Rickon recusara-se a descer. Estava lá em cima, em seu quarto, de olhos vermelhos e rebelde. Se recusara a ver Cordyra. Agora que ela dormia na cama com Robb, não podia ter Rickon em seu quarto, e o caçula se ressentia disso também. Nas duas noites antes de partir, ela tentara passar o começo da noite na cama com ele, enquanto ele pegava no sono, mas o mais novo dos Stark apenas ficara mais irritado com a proposta.

A sua cama marital, por outro lado, era deveras agitada para uma criança. Ela e Robb rolavam durante a maior parte da solte, solvendo beijos nas peles um do outro, e suspirando nos ouvidos.
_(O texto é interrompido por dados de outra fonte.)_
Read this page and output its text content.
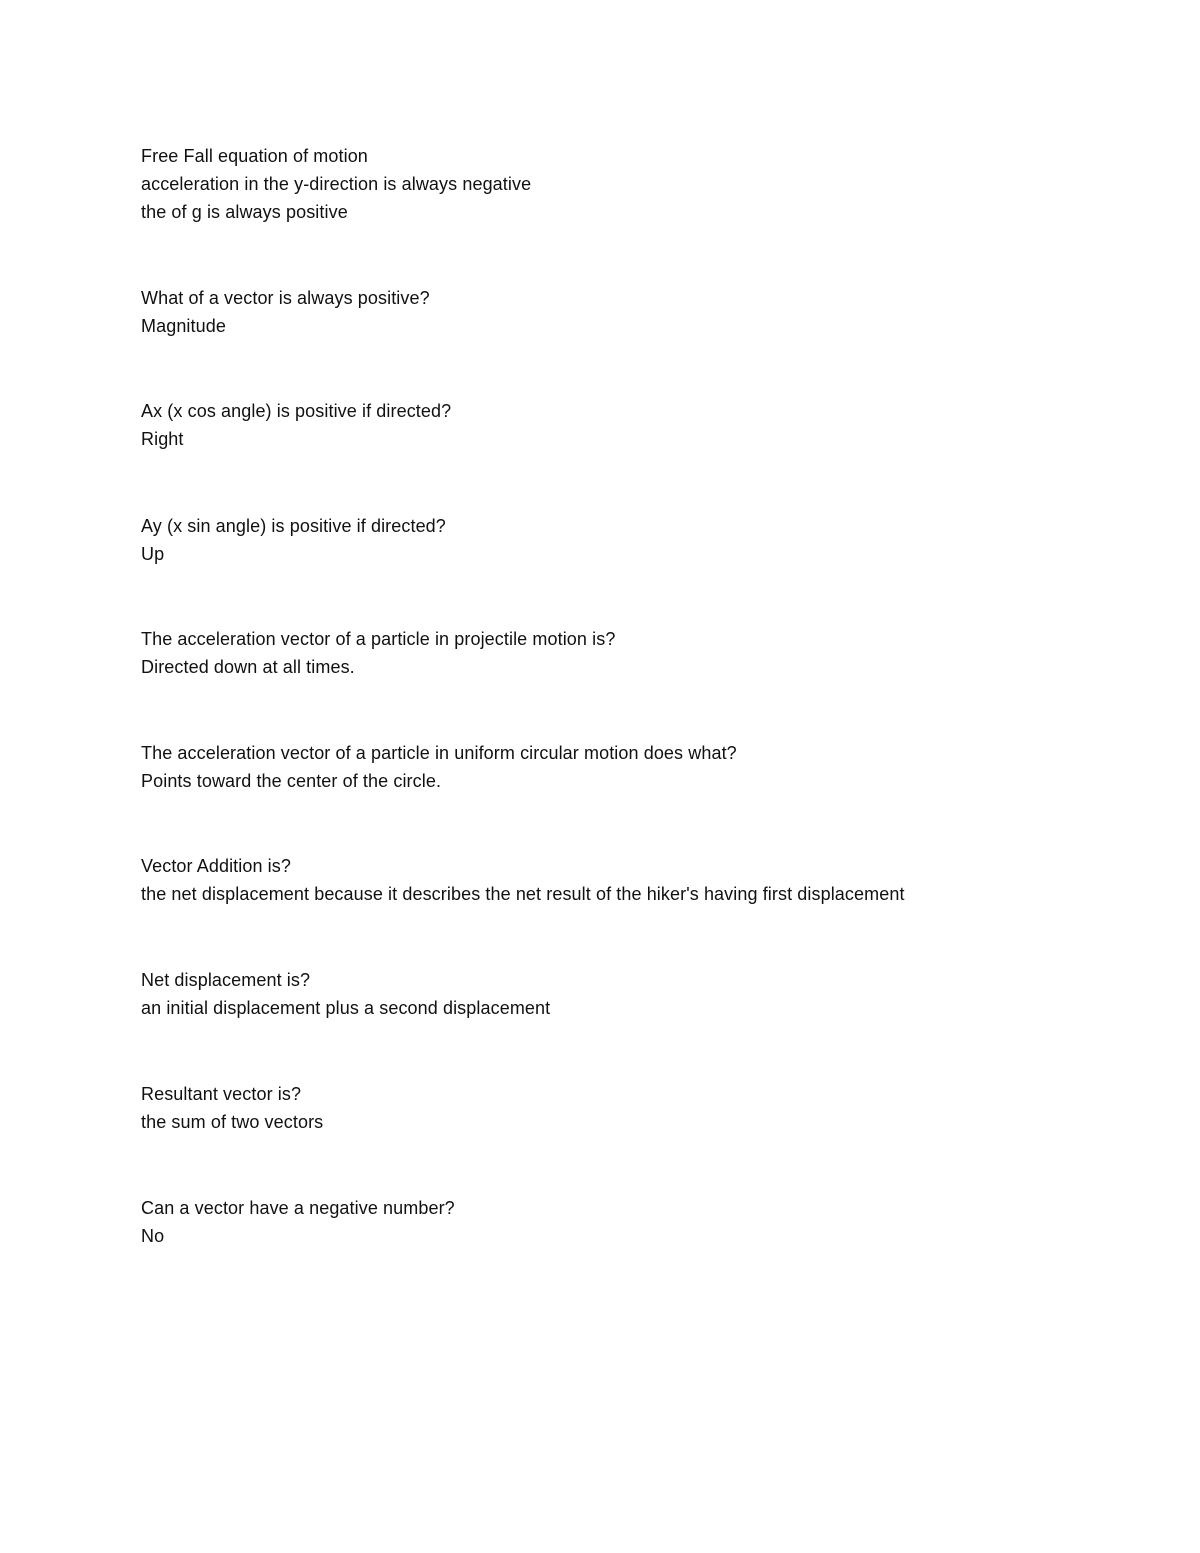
Free Fall equation of motion
acceleration in the y-direction is always negative
the of g is always positive
What of a vector is always positive?
Magnitude
Ax (x cos angle) is positive if directed?
Right
Ay (x sin angle) is positive if directed?
Up
The acceleration vector of a particle in projectile motion is?
Directed down at all times.
The acceleration vector of a particle in uniform circular motion does what?
Points toward the center of the circle.
Vector Addition is?
the net displacement because it describes the net result of the hiker's having first displacement
Net displacement is?
an initial displacement plus a second displacement
Resultant vector is?
the sum of two vectors
Can a vector have a negative number?
No
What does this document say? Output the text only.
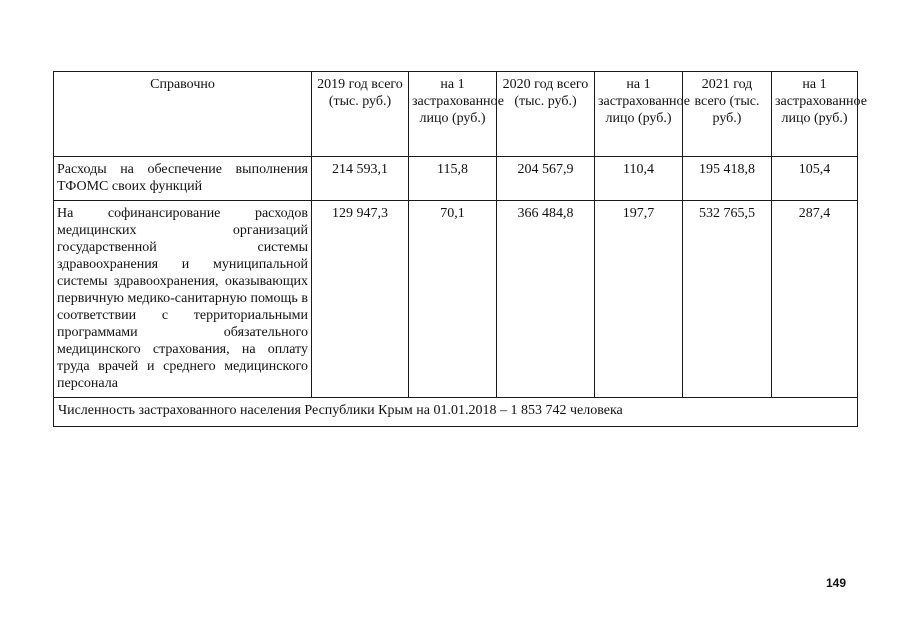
Справочно	2019 год всего (тыс. руб.)	на 1 застрахованное лицо (руб.)	2020 год всего (тыс. руб.)	на 1 застрахованное лицо (руб.)	2021 год всего (тыс. руб.)	на 1 застрахованное лицо (руб.)
Расходы на обеспечение выполнения ТФОМС своих функций	214 593,1	115,8	204 567,9	110,4	195 418,8	105,4
На софинансирование расходов медицинских организаций государственной системы здравоохранения и муниципальной системы здравоохранения, оказывающих первичную медико-санитарную помощь в соответствии с территориальными программами обязательного медицинского страхования, на оплату труда врачей и среднего медицинского персонала	129 947,3	70,1	366 484,8	197,7	532 765,5	287,4
Численность застрахованного населения Республики Крым на 01.01.2018 – 1 853 742 человека						
149
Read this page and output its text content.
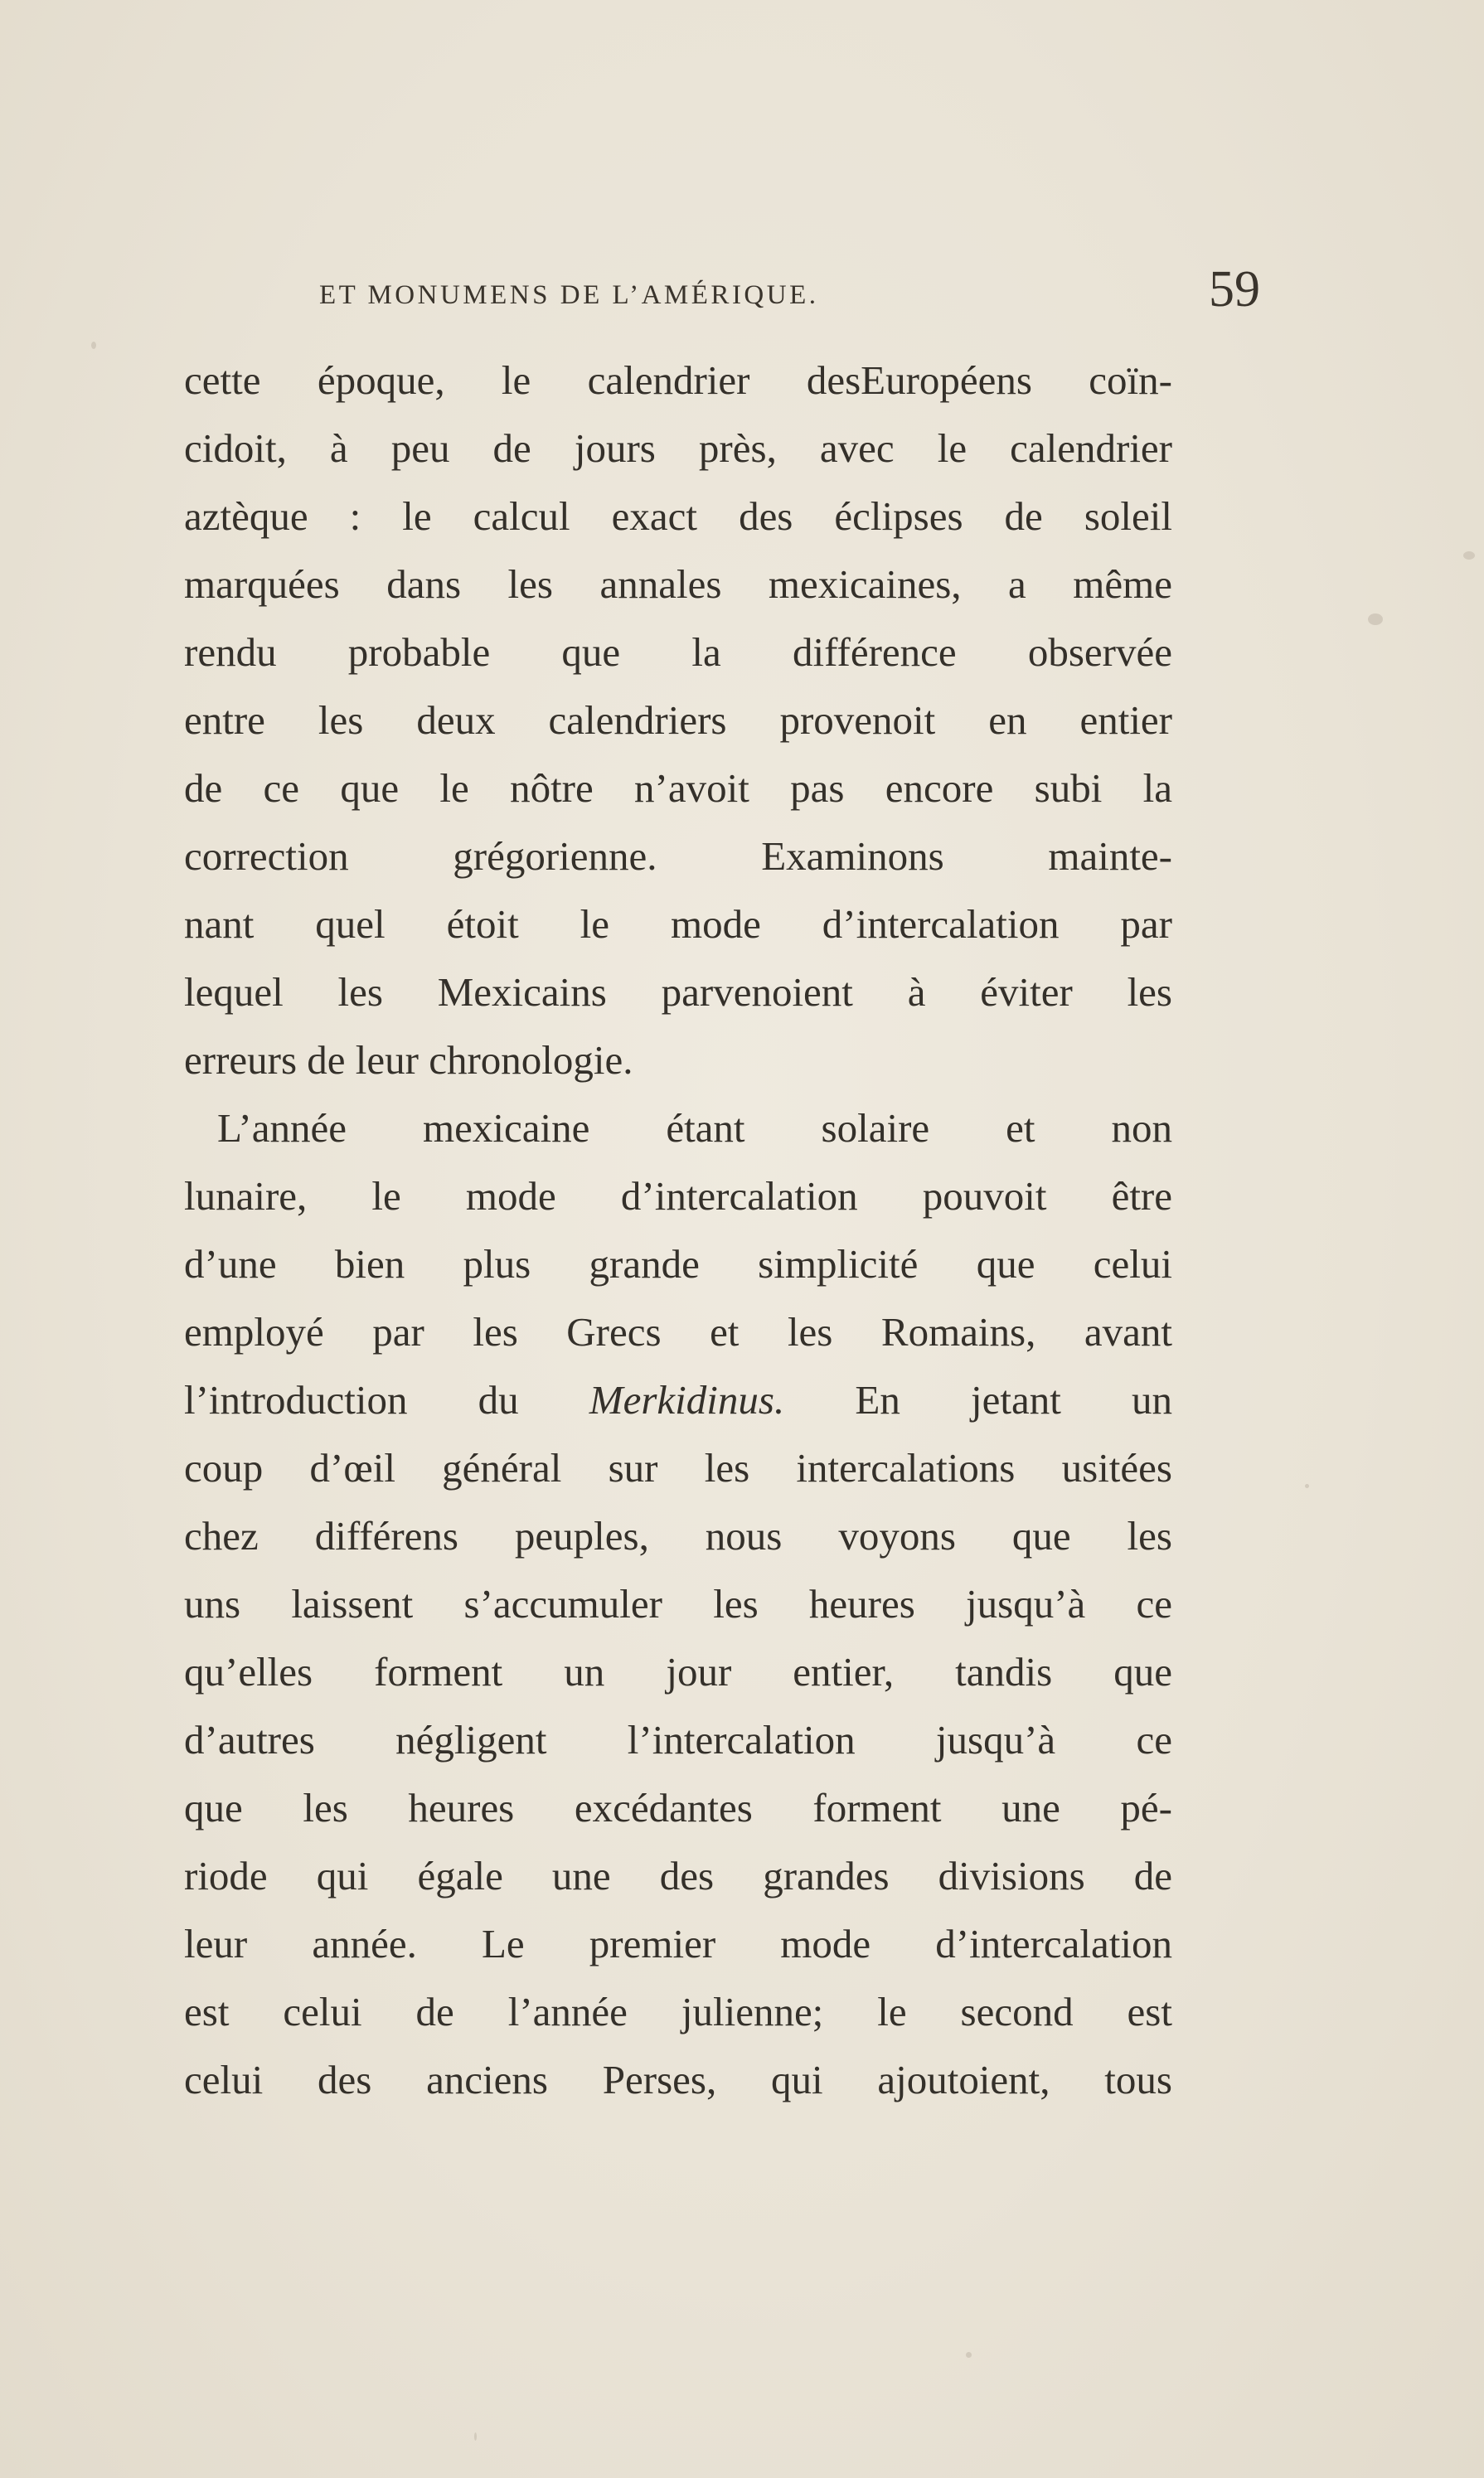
ET MONUMENS DE L’AMÉRIQUE.	59
cette époque, le calendrier desEuropéens coïn-
cidoit, à peu de jours près, avec le calendrier
aztèque : le calcul exact des éclipses de soleil
marquées dans les annales mexicaines, a même
rendu probable que la différence observée
entre les deux calendriers provenoit en entier
de ce que le nôtre n’avoit pas encore subi la
correction grégorienne. Examinons mainte-
nant quel étoit le mode d’intercalation par
lequel les Mexicains parvenoient à éviter les
erreurs de leur chronologie.
L’année mexicaine étant solaire et non
lunaire, le mode d’intercalation pouvoit être
d’une bien plus grande simplicité que celui
employé par les Grecs et les Romains, avant
l’introduction du Merkidinus. En jetant un
coup d’œil général sur les intercalations usitées
chez différens peuples, nous voyons que les
uns laissent s’accumuler les heures jusqu’à ce
qu’elles forment un jour entier, tandis que
d’autres négligent l’intercalation jusqu’à ce
que les heures excédantes forment une pé-
riode qui égale une des grandes divisions de
leur année. Le premier mode d’intercalation
est celui de l’année julienne; le second est
celui des anciens Perses, qui ajoutoient, tous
Quando saia à luz de manhã, ela se perguntava se haveria alguma coisa diferente em seu rosto, que denunciasse que não era mais uma donzela. Algum resplendor, talvez. Mas ninguém a achara diferente, exceto Jocelyn. A jovem continuava com a expressão amuada que adquirira no dia do casamento. Houve um dia em que Cordyra precisou questioná-la.

—Jocelyn. –Chamou de manhã quando a criada apareceu para vestir seu espartilho. –Se não quiser ir ao Sul, diga-me e arrumarei outra criada para me acompanhar.

                Jocelyn abriu para ela seus impressionantes olhos azuis e respondeu com firmeza inesperada:

—Vou aonde minha senhora for. –E se pôs a atar os nós de seu vestido.

                De manhã, olhando para o rosto de Jocelyn, Cordyra se sentiu grata que ela não houvesse desertado.

—Eu lhe disse - Bran respondeu à pergunta de Robb. - Ele diz que nunca ninguém regressa.

— Não pode ser um bebê para sempre. É um Stark, e tem quase quatro anos - Robb suspirou. - Bem, nossa mãe estará em casa em breve. E eu trarei nosso pai, prometo.

Deu meia-volta com o cavalo e afastou-se a trote. Vento Cinzento o seguiu, saltitando ao lado do cavalo de guerra, esbelto e ligeiro. Huggin, um dos guardas, atravessou o portão à frente da coluna, transportando a ondulante bandeira branca da Casa Stark no topo de um grande poste de freixo cinzento. Theon Greyjoy e Grande-Jon puseram-se ao lado de Robb, e seus cavaleiros formaram uma coluna dupla atrás deles, com lanças de ponta de aço brilhando ao sol.

Do lado de fora da muralha, um rugido se ergueu quando o grupo passou pelos portões. Centenas de habitantes da Vila haviam se reunido para saudá-los à passagem, e também para dar uma olhada nos dragões. As notícias haviam corrido rapidamente, ao menor no Norte. Cordyra acompanhava Robb ao lado de seu castrado negro, e tanto Norte quando Lobo cinzento iam ao lado deles, os dragões voando acima. Cordyra perdera a noção do quão grandes eles estavam ficando; acompanhavam o trote dos cavalos sem problemas, com naturalidade. Tanto os lobos quanto os dragões.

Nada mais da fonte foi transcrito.